Pour le Pr Patrick Fenichel, Chef du service d'endocrinologie et de médecine de la reproduction du CHU de Nice, les études épidémiologiques humaines montrent une explosion du nombre de cas de cancers du sein dans le monde (40 000 nouveaux cas par an en France) et du cancer du testicule (augmentation constante depuis 30 ans). Et les modèles expérimentaux animaux appuient l'hypothèse du rôle des PE dans les cancers hormono- dépendants : sein, prostate, testicule.
En outre, Le Pr Fenichel a constaté que le bisphénol A pouvait interférer sur la croissance des lignées de cellules malignes humaines, soit en neutralisant in vitro la chimiothérapie dans le cancer du sein, soit en stimulant la prolifération des cellules malignes dans le cancer de la prostate et du testicule.

Maladies métaboliques et obésité

Pour le Pr Robert Barouki, Professeur à la Faculté de Médecine Paris Descartes, et Directeur de recherche à l'Inserm, des travaux récents indiquent que " l'exposition foetale à certains perturbateurs endocriniens comme le bisphénol A , les phtalates, et les polluants organiques persistants comme les PCB et les dioxines, favorisent l'apparition de maladies métaboliques et de l'obésité ".

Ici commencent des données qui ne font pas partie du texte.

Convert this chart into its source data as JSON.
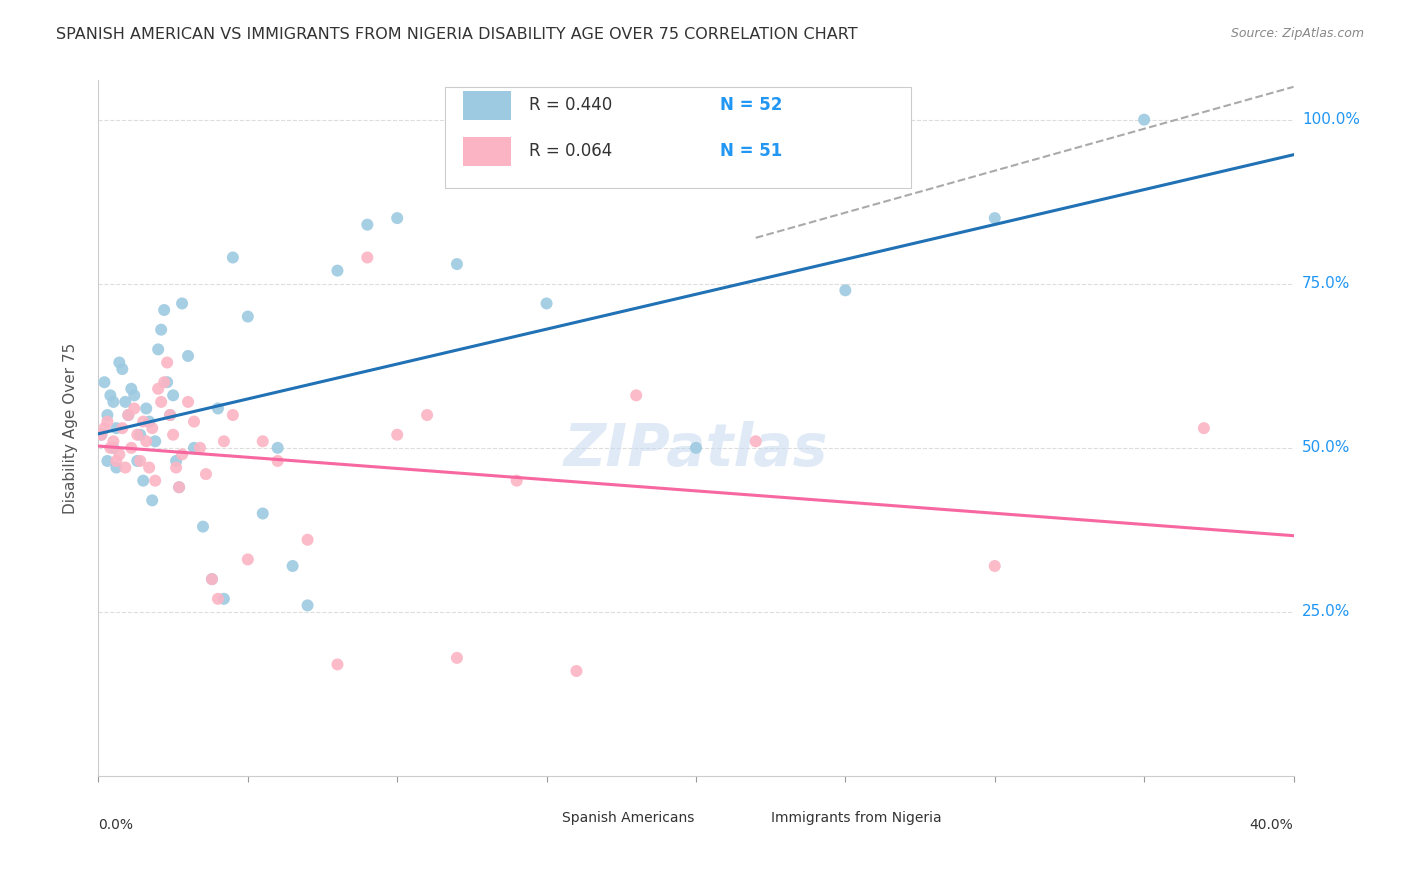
{
  "title": "SPANISH AMERICAN VS IMMIGRANTS FROM NIGERIA DISABILITY AGE OVER 75 CORRELATION CHART",
  "source": "Source: ZipAtlas.com",
  "ylabel": "Disability Age Over 75",
  "legend1_R": "0.440",
  "legend1_N": "52",
  "legend2_R": "0.064",
  "legend2_N": "51",
  "legend1_label": "Spanish Americans",
  "legend2_label": "Immigrants from Nigeria",
  "blue_scatter_color": "#9ecae1",
  "pink_scatter_color": "#fbb4c4",
  "blue_line_color": "#2171b5",
  "pink_line_color": "#f768a1",
  "gray_line_color": "#aaaaaa",
  "right_label_color": "#2196F3",
  "title_color": "#333333",
  "grid_color": "#dddddd",
  "bg_color": "#ffffff",
  "x_min": 0.0,
  "x_max": 0.4,
  "y_min": 0.0,
  "y_max": 1.06,
  "blue_R": 0.44,
  "pink_R": 0.064,
  "spanish_x": [
    0.001,
    0.002,
    0.003,
    0.003,
    0.004,
    0.005,
    0.005,
    0.006,
    0.006,
    0.007,
    0.008,
    0.009,
    0.01,
    0.011,
    0.012,
    0.013,
    0.014,
    0.015,
    0.016,
    0.017,
    0.018,
    0.019,
    0.02,
    0.021,
    0.022,
    0.023,
    0.024,
    0.025,
    0.026,
    0.027,
    0.028,
    0.03,
    0.032,
    0.035,
    0.038,
    0.04,
    0.042,
    0.045,
    0.05,
    0.055,
    0.06,
    0.065,
    0.07,
    0.08,
    0.09,
    0.1,
    0.12,
    0.15,
    0.2,
    0.25,
    0.3,
    0.35
  ],
  "spanish_y": [
    0.52,
    0.6,
    0.55,
    0.48,
    0.58,
    0.57,
    0.5,
    0.53,
    0.47,
    0.63,
    0.62,
    0.57,
    0.55,
    0.59,
    0.58,
    0.48,
    0.52,
    0.45,
    0.56,
    0.54,
    0.42,
    0.51,
    0.65,
    0.68,
    0.71,
    0.6,
    0.55,
    0.58,
    0.48,
    0.44,
    0.72,
    0.64,
    0.5,
    0.38,
    0.3,
    0.56,
    0.27,
    0.79,
    0.7,
    0.4,
    0.5,
    0.32,
    0.26,
    0.77,
    0.84,
    0.85,
    0.78,
    0.72,
    0.5,
    0.74,
    0.85,
    1.0
  ],
  "nigeria_x": [
    0.001,
    0.002,
    0.003,
    0.004,
    0.005,
    0.006,
    0.007,
    0.008,
    0.009,
    0.01,
    0.011,
    0.012,
    0.013,
    0.014,
    0.015,
    0.016,
    0.017,
    0.018,
    0.019,
    0.02,
    0.021,
    0.022,
    0.023,
    0.024,
    0.025,
    0.026,
    0.027,
    0.028,
    0.03,
    0.032,
    0.034,
    0.036,
    0.038,
    0.04,
    0.042,
    0.045,
    0.05,
    0.055,
    0.06,
    0.07,
    0.08,
    0.09,
    0.1,
    0.11,
    0.12,
    0.14,
    0.16,
    0.18,
    0.22,
    0.3,
    0.37
  ],
  "nigeria_y": [
    0.52,
    0.53,
    0.54,
    0.5,
    0.51,
    0.48,
    0.49,
    0.53,
    0.47,
    0.55,
    0.5,
    0.56,
    0.52,
    0.48,
    0.54,
    0.51,
    0.47,
    0.53,
    0.45,
    0.59,
    0.57,
    0.6,
    0.63,
    0.55,
    0.52,
    0.47,
    0.44,
    0.49,
    0.57,
    0.54,
    0.5,
    0.46,
    0.3,
    0.27,
    0.51,
    0.55,
    0.33,
    0.51,
    0.48,
    0.36,
    0.17,
    0.79,
    0.52,
    0.55,
    0.18,
    0.45,
    0.16,
    0.58,
    0.51,
    0.32,
    0.53
  ],
  "watermark": "ZIPatlas"
}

Perturbation de la barrière intestinale

Alors que jamais on n'avait pensé que les intestins pouvaient être perturbés par les estrogènes, le Pr Eric Houdeau, Chargé de recherche à l'Institut National de recherche Agronomique de Toulouse, spécialiste de la physiopathologie de l'appareil digestif, et coordonateur d'un programme scientifique sur les risques d'une exposition périnatale au bisphénol A dans le développement de maladies digestives, a constaté que " le BPA, aux doses inférieures aux seuils aujourd'hui considérés comme acceptables pour l'homme, est capable de provoquer une diminution de la perméabilité de l'intestin, peut se substituer aux estrogènes naturels dès le stade foetal, et perturber ainsi considérablement le développement normal de l'intestin et l'équilibre hormonal nécessaire au maintien d'une fonction de barrière intestinale efficace pour le reste de la vie ". " Le système immunitaire est également perturbé, ajoute le Pr Houdeau, entrainant des réactions inflammatoires intestinales qui vont faire le lit des tumeurs cancéreuses ".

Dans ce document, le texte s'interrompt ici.